Parenting is frustrating. And sometimes it’s not even your kids’ fault! Sometimes, you’re your own worst enemy.
Detective Munch loves to swim. He’s had lessons almost every year since he was a baby, but he’s always been scared to dunk his head. Despite several summers spent at Grandma’s pool and on the beach, he still wouldn’t go under.
It bugged me. To a fault.
It wasn’t about my pride; I didn’t care that he was “behind” some of his friends, or behind some of my friends’ kids, who could be seen on Facebook jumping off docks and cannon-balling into swimming pools.
It bugged me because I know how fun it is to go under water, and how much he would love it, and I wanted him to experience that. Swimming isn’t really swimming if you’re not going under!
I tried not to pressure him, tried not to get annoyed when he would freak out at the possibility getting water in his eyes. It wasn’t easy; sometimes my impatience got the best of me. I just couldn’t wait for him to do it, and I couldn’t convince him to. I couldn’t get him past his fear.
I felt like I was blowing it. He knew how eager I am, and it seemed like his awareness of that was only making it worse.
Then, this summer, at Grandma’s, he said he was ready and that he was going to do it. I shrugged and tried to act nonchalant about it; I even let Mom and Buried take him into the pool instead of me.
As I feigned disinterest from the deck, he went under. And before I could give him well-deserved props, he went under again. And again. And again.
It was exactly what I’d been waiting for. He’d finally ripped the Band-Aid off and there was no turning back! Suddenly it was impossible to get him to stop, and even harder to get him out of the pool. (It actually got kind of annoying!)
I was more proud of him than he was. But I was disappointed in myself. Watching him finally overcome his fear, it seemed silly that I’d ever been frustrated to begin with. I was creating stress where there needn’t be any.
Every kid moves at their own pace, and while he missed out on a few years of underwater fun, he’s got plenty of time left.

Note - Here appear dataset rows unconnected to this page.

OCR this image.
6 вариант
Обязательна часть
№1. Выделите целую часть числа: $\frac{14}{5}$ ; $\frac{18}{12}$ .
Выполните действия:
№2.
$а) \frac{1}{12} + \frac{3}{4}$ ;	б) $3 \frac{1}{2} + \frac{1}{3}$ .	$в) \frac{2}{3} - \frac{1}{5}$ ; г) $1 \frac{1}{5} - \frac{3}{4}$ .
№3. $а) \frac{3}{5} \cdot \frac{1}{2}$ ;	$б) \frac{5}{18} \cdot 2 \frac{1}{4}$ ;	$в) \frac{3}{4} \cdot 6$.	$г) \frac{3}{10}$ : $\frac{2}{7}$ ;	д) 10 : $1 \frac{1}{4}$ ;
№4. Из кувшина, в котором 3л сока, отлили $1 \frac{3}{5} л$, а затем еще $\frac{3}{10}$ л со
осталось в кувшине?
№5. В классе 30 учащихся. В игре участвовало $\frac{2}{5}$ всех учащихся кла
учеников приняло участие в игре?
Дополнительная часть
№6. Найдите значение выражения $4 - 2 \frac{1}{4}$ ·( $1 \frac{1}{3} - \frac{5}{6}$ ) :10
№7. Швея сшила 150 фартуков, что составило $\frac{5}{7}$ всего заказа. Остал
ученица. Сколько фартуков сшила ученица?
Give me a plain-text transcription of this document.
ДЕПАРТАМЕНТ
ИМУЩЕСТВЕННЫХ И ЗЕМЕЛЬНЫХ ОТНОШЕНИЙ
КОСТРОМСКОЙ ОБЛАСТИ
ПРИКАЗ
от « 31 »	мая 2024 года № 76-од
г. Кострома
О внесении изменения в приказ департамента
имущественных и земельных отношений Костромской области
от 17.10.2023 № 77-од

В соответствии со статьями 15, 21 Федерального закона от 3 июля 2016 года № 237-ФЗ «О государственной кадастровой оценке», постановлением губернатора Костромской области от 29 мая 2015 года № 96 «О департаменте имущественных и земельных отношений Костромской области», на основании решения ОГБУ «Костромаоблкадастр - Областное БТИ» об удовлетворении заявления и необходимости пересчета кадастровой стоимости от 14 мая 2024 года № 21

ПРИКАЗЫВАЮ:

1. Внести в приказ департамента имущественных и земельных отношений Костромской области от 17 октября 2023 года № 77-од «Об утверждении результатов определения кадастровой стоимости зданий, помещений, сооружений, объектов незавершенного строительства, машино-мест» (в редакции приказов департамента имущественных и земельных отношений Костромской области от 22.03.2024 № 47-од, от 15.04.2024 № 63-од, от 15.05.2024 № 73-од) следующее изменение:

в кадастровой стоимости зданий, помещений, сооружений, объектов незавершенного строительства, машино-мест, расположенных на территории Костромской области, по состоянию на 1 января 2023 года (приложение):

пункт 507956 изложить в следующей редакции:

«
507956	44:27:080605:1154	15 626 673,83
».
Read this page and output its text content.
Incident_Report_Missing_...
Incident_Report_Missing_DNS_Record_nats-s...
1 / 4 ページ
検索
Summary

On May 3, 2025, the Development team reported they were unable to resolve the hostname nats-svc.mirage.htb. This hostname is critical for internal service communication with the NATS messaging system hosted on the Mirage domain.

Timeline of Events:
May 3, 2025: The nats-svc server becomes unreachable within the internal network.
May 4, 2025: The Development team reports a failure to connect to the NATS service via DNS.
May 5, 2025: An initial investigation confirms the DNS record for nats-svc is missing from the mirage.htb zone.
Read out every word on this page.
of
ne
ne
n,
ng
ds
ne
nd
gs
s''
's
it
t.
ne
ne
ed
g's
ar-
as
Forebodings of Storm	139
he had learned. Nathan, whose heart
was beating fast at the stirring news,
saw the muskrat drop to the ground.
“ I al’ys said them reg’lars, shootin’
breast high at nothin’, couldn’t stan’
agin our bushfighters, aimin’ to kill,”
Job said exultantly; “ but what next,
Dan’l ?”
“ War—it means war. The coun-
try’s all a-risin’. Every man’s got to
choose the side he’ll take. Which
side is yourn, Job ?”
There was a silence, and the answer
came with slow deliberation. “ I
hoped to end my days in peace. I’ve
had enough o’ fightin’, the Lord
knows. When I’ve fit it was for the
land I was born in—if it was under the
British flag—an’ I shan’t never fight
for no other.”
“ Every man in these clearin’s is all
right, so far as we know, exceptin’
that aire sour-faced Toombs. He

Forcing him to do it before he was ready might have soured him on swimming entirely. I was lucky I hadn’t!
Soon enough, nobody will even remember the days when gold-medal-winning Olympic diver Detective Munch wouldn’t dunk his head. And because I’d managed to (mostly) restrain myself, he won’t remember me as some psycho sports parent who forced him to do something he wasn’t ready to do.
But I’ll definitely remember the moment when he finally got out of the pool and I forced him to admit that Dad had been right all along.